O Delegado de Polícia
Como é sabido, a atribuição para instaurar o inquérito policial é do Delegado de Polícia (art. 5º do Código de Processo Penal). Entretanto, o procedimento jamais poderá ser arquivado exclusivamente na Delegacia, dependendo de requerimento do Ministério Público e decisão judicial.
É necessário questionar por quais motivos o Delegado não poderia ter mais “poder” ou liberdade na fase inquisitorial.
Ao contrário do que se imagina, não se deve confundir o aumento das possibilidades da autoridade policial com a ocorrência de arbitrariedades. Um Delegado que tivesse permissão legal para avaliar mais seriamente a presença dos elementos do crime poderia concretizar a tese de que o Direito Penal deve ser utilizado como “ultima ratio” na proteção de um bem jurídico.
A liberdade para aplicar o princípio da insignificância
Vejamos um exemplo: se uma pessoa vai à Delegacia e narra que outro indivíduo lhe deve algum valor, o Delegado, observando que não se trata de estelionato ou apropriação indébita, deixaria de instaurar um inquérito policial, considerando que o fato é atípico.
Nessa linha, por que o Delegado não poderia fazer a mesma coisa em relação ao furto de um objeto de valor insignificante? Ora, se o princípio da insignificância afasta a tipicidade da conduta, por qual motivo deveria ser instaurado um inquérito policial? Nesse diapasão, deveria ser admissível que o Delegado aplicasse o princípio da insignificância.
A concessão dessa liberdade ao Delegado evitaria que um processo fosse conduzido para que, ao final, fosse aplicado o mesmo princípio que já poderia ter sido reconhecido pela autoridade policial. Trata-se de uma interpretação que não apenas é favorável aos acusados (pois se cria mais um filtro da imputação), mas também à coletividade, porque se evita que a máquina estatal desperdice tempo e dinheiro com algo desnecessário.
O Delegado de Polícia e as excludentes de ilicitude
No mesmo sentido, seria plausível conceder à autoridade policial a permissão para aplicar as excludentes de ilicitude (art. 23 do Código Penal).
Constatando que o fato foi praticado em legítima defesa, por exemplo, a autoridade policial encerraria, desde o início, algo que, na prática, tem se arrastado até o plenário do júri, quando alguns Promotores pedem a absolvição por algo que nem precisariam ter denunciado, mas arrastaram até esse momento com o fito de criar um “capital de pedidos de absolvição” perante os jurados.
Consequências para o processo penal
Ademais, se o Delegado tivesse maior margem de atuação para aplicar as excludentes de tipicidade e ilicitude, teríamos mais chances de evitar que vários réus sofressem uma “pena” decorrente da tramitação do processo penal para que, ao final, fossem absolvidos, em típica justiça tardia (leia aqui).
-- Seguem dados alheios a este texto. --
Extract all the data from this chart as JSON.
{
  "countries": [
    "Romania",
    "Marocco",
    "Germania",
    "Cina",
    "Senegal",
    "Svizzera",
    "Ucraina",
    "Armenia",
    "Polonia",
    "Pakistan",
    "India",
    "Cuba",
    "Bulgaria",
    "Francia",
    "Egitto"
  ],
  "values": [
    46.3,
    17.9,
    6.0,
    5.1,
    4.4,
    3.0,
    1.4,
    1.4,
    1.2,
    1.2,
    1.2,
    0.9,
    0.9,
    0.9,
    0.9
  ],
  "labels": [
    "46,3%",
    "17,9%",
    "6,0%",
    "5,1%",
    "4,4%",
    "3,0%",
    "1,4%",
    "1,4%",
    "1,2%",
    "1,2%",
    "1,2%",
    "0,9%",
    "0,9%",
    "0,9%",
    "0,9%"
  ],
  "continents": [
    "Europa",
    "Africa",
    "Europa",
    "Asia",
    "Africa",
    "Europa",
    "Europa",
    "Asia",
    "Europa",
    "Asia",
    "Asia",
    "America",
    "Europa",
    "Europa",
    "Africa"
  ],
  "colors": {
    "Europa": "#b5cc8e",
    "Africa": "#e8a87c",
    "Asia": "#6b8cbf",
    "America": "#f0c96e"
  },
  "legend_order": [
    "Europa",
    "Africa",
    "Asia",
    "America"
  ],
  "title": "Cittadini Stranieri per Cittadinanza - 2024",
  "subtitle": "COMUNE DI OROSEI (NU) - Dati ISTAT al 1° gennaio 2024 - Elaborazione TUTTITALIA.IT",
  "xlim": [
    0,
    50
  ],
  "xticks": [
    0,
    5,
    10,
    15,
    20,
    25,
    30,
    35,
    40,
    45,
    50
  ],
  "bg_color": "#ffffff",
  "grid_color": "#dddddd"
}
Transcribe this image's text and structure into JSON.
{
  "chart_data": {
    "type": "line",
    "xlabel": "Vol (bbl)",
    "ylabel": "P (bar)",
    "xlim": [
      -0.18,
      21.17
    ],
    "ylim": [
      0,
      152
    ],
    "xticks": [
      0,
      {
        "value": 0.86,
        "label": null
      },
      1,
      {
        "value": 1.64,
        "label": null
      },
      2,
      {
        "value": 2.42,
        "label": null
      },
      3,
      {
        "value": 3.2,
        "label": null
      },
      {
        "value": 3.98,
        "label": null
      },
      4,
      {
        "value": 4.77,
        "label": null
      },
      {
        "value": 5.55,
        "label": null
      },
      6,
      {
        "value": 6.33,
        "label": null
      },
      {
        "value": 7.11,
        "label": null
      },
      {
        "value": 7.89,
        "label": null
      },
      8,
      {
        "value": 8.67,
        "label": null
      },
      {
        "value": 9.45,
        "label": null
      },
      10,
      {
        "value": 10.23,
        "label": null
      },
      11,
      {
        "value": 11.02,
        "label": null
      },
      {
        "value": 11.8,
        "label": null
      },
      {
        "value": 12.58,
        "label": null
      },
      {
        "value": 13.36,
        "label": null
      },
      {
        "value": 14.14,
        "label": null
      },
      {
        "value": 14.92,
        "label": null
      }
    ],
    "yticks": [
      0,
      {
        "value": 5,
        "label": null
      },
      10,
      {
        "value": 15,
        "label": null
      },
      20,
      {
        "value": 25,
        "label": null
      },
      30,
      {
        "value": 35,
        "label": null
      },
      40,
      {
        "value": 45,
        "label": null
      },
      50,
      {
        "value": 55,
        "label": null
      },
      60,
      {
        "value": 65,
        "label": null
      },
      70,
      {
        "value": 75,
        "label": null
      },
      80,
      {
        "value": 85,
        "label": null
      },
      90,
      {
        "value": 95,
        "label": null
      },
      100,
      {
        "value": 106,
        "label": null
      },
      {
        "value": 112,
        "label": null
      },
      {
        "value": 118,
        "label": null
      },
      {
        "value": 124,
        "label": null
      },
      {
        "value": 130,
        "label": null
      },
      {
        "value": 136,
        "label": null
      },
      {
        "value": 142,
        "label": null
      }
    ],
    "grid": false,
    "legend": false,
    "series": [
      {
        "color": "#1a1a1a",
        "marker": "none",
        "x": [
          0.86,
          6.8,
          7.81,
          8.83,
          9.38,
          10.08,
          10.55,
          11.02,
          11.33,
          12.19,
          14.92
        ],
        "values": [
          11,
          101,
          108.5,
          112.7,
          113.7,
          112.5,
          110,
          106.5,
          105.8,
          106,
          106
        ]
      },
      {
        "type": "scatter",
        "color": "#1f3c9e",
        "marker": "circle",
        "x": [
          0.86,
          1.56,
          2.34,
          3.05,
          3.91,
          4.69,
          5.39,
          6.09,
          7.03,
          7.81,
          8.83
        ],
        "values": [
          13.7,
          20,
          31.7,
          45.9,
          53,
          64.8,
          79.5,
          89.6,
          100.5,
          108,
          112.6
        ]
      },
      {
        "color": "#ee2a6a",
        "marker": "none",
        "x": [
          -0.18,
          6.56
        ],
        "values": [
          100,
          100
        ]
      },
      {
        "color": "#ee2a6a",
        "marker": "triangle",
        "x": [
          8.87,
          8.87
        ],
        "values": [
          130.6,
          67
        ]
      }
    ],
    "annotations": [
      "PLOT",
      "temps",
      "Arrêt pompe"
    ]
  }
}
Não permitir que o Delegado de Polícia deixe de instaurar um inquérito em caso de aplicação do princípio da insignificância ou diante de uma excludente de ilicitude é exigir que alguém – que não praticou um crime – seja submetido a um inquérito policial para que, depois de alguns meses ou anos, o Promotor requeira o seu arquivamento.
É necessário impor a um inocente esse sofrimento temporal? Se um Delegado possui conhecimento jurídico suficiente para indiciar alguém, em caso de prática de um crime, por que não poderia reconhecer que não há crime e, por consequência, não instaurar o inquérito policial?